Yulia Eskin
Research Developer
M.Sc. (Computer Science, University of Toronto)
B.Sc.(Computer Science, University of Toronto)
yulia@cs.toronto.edu
(416) 946-8573
Biography
Yulia Eskin holds a Masters of Science (2011) and an Honours Bachelor of Science (2009) in Computer Science from the University of Toronto.
Her Master’s work involved designing an Intelligent Nutritional Assessment system (INA) whose goal is to automatically monitor the nutrition of older adults in their own homes.
Computer vision and machine learning algorithms were explored and several novel datasets created. Currently, as a research developer, she is extending her Master’s work to develop a real-time working prototype.
In the summer of 2012, a pilot study will be conducted in which the prototype will be deployed in Toronto and compared against current nutritional assessment methods.
As an undergraduate student, she was involved in a research project in computer vision with Professor Sven Dickinson and Michael Jamieson. The project's goal was to extend an automatic image annotation system.
Publications
- Eskin, Yulia and Alex Mihailidis. An Intelligent Nutritional Assessment System. 2012 AAAI Fall Symposium Series. Arlington, VA. November 2012.
- Jamieson, M., Eskin, Y., Fazly, A., Stevenson, S. and Dickinson, S. Discovering Hierarchical Object Models from Captioned Images, Computer Vision and Image Understanding. March, 2012.
- Yulia Eskin, Arlene Astell, Liz Williams, Faustina Hwang, Tim Adlam and Alex Mihailidis. Assessing nutritional status in the NANA (Novel Assessment of Nutrition and Ageing) project. RESNA (Rehabilitation Engineering and Assistive Technology Society of North America)/ICTA (International Conference on Technology and Aging). June 2011, Toronto, Canada.

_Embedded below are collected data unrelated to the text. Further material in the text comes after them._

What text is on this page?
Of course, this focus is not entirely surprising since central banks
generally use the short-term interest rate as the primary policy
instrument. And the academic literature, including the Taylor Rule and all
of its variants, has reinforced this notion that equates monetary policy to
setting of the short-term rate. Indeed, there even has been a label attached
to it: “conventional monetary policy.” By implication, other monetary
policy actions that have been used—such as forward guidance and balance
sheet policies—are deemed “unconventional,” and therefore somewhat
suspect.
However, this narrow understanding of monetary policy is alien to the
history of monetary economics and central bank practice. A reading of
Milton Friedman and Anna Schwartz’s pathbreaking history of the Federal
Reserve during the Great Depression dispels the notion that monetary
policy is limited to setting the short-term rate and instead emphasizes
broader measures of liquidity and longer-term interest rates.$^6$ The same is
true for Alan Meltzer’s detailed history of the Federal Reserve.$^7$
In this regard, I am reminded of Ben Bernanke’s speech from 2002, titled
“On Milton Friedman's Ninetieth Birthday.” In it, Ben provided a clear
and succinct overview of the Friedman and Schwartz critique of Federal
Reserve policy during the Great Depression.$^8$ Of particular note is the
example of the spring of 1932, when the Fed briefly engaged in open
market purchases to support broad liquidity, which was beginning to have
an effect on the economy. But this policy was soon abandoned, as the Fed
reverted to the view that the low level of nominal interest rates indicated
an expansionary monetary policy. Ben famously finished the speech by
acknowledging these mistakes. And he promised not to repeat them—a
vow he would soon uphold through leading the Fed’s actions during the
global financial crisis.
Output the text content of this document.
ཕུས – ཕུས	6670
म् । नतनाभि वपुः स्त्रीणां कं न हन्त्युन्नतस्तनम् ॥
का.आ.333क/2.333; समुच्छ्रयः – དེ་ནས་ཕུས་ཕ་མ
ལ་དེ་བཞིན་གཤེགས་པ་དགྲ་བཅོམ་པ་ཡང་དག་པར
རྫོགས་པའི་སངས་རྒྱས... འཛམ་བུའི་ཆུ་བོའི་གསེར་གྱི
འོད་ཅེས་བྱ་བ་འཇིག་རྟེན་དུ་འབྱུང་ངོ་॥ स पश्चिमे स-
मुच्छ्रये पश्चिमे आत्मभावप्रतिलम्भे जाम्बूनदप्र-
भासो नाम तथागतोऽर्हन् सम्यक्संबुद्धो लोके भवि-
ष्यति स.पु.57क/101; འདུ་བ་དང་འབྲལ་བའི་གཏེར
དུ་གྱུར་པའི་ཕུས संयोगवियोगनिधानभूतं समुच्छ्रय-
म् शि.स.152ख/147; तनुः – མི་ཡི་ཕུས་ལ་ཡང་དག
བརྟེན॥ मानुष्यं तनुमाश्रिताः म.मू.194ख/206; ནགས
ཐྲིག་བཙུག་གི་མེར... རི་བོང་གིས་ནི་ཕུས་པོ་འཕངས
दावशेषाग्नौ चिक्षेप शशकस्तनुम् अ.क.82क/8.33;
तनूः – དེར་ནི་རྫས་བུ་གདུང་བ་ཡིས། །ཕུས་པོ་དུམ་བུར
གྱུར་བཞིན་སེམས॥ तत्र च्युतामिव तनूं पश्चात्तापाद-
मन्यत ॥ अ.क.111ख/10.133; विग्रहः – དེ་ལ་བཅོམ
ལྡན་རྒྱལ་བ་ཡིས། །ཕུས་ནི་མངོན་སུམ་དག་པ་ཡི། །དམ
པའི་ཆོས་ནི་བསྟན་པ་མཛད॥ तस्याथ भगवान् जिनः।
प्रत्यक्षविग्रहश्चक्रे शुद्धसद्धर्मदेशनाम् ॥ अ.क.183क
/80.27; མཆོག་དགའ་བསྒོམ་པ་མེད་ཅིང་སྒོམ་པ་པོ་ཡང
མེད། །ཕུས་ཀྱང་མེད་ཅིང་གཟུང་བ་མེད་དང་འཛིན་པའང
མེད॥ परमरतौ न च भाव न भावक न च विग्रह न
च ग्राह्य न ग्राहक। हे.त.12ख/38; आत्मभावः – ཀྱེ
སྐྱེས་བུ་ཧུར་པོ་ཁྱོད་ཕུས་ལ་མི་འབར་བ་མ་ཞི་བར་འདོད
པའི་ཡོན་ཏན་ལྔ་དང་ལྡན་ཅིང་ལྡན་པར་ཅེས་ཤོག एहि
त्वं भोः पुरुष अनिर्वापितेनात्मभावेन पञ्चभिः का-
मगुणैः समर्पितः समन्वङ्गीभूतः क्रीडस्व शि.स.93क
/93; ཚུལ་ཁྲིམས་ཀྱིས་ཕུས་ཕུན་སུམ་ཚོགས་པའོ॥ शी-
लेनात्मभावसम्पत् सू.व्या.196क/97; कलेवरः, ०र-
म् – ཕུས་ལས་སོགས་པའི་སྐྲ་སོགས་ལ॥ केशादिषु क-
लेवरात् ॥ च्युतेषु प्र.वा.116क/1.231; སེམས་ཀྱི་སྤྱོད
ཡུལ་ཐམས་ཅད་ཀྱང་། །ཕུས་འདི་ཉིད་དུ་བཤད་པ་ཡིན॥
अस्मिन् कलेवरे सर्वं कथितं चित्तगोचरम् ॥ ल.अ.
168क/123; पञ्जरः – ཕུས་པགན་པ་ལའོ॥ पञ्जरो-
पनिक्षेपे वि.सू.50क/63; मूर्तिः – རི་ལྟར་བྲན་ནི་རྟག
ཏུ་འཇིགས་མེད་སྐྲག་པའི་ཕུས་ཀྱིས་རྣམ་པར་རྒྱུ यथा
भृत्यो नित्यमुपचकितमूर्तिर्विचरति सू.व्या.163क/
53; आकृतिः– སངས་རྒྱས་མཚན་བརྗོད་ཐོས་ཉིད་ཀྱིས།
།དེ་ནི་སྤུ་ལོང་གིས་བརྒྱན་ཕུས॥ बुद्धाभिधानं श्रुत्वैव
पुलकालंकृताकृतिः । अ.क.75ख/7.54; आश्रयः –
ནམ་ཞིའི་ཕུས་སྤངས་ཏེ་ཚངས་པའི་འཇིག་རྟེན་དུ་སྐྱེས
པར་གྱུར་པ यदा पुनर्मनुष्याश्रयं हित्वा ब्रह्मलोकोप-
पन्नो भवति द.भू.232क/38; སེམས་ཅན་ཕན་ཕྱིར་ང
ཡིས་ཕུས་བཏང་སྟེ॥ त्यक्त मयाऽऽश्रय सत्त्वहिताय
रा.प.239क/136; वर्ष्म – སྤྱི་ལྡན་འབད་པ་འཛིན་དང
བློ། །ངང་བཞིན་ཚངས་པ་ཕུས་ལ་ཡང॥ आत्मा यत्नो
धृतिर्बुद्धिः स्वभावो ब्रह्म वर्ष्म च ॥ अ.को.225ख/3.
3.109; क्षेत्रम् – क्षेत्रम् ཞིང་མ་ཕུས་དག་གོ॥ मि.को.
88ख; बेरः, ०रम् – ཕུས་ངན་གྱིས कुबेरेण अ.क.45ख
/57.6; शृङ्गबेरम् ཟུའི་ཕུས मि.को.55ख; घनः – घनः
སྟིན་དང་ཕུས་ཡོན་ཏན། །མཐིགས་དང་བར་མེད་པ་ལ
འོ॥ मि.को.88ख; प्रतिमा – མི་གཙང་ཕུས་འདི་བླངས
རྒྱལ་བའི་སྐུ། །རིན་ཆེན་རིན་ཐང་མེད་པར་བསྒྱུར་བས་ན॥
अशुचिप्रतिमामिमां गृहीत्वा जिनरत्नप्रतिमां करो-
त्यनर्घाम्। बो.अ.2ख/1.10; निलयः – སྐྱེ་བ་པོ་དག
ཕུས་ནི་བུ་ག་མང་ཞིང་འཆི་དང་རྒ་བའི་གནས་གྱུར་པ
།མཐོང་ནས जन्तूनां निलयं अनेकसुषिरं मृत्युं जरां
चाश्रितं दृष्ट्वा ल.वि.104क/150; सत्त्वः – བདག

- Michael Jamieson, Yulia Eskin, Afsaneh Fazly, Suzanne Stevenson and Sven Dickinson. Discovering Multipart Appearance Models from Captioned Images. European Conference on Computer Vision. Greece, September 2010.
- Jasper Snoek, Babak Taati, Yulia Eskin and Alex Mihailidis. Automatic Segmentation of Video to Aid the Study of Faucet Usability for Older Adults. Computer Vision and Pattern Recognition Workshop for Human Communicative Behavior Analysis. San Francisco, CA, June 2010.